The SriLankan Chief Executive Officer, Mr Peter Hill, confirming these developments to Business Line in Colombo recently, said this marketing initiative would help bring more tourists to India from several South-East Asian countries including Singapore and Malaysia.

Besides, Jet Airways plans to progressively link Bangalore, Mumbai and Thiruvananthapuram with Colombo by offering seamless service so as to provide more passengers an opportunity to travel to Sri Lanka. Air Sahara plans to offer greater connectivity for passengers from various Indian cities to Sri Lanka. The airlines are also looking at the opportunity of transporting passengers within the SAARC region. With this in mind SriLankan is examining the option of operating from Sri Lanka to India and onwards to Pakistan especially as the airline has traffic rights between Mumbai and Karachi, Mr Hill said.

Similarly, Jet Airways and Air Sahara are exploring the option of launching flights between Delhi and Kathmandu, and Kolkata and Dhaka.

In addition, Air Sahara is looking at the possibility of extending the Colombo flight on to the Maldives.

For the international air passengers wanting to travel to and from India, happier days and flights are just about to begin.

The wait on tarmac

THE first international flight of Air Sahara had to wait its turn before being allowed to fly into the history books.

As the Boeing 737-800 aircraft bearing the call sign VT-SIK readied its engines for take-off at the Indira Gandhi International airport in Delhi on March 22 it was literally stopped in its track.

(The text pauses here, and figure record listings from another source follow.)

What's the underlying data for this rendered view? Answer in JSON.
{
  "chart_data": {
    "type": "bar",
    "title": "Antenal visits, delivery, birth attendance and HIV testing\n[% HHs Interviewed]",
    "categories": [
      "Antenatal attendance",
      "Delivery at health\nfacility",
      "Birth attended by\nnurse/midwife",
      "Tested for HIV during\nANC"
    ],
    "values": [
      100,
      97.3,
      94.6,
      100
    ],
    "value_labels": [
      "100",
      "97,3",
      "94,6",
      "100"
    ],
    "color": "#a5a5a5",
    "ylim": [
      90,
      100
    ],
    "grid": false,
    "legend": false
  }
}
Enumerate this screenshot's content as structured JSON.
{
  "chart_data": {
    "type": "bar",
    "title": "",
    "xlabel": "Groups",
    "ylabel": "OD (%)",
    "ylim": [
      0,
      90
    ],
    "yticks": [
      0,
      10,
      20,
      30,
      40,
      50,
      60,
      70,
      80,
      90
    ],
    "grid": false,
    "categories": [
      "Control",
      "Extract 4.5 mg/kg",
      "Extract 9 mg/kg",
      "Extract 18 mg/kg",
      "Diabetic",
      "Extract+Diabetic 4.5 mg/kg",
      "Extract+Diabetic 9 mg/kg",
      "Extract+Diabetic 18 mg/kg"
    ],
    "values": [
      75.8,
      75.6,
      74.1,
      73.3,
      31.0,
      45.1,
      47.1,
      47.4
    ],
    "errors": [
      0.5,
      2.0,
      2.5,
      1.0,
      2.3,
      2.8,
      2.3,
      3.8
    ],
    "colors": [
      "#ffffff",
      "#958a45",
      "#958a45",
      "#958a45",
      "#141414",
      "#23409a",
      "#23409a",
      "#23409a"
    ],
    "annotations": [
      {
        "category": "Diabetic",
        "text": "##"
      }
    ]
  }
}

The airline had to wait till at least five other aircraft — including two CRJ aircraft of the airline and one Airbus A-320s of Indian Airlines and two Boeings of competitor Jet Airways — were cleared either for take-off or landing.

Probably in the fitness of things, an old turbo-prop waited patiently behind the Air Sahara aircraft as it took to the skies on the first leg of the 1,580-mile historic journey between Delhi and Chennai.

The aircraft had a short halt at Chennai airport before doing the 650-km hop between Chennai and Colombo and becoming the first Indian private sector airline to operate a commercial flight in the international skies.

History at 11-43 p.m.

IT WAS at 11-43 p.m. on March 22 that Indian aviation history changed irrevocably once again. For that was the moment that the Captain of the Air Sahara flight operating on the Chennai-Colombo sector announced, "We have crossed the Chennai-Thiruvananthapuram FIR and now are in Sri Lankan air space."

But before the full impact of the statement could sink in, the Captain also announced: "We have begun our descent into Colombo," even as the various television camera teams on board the historic flight were busy doing face-to-camera shots to record the moment for posterity.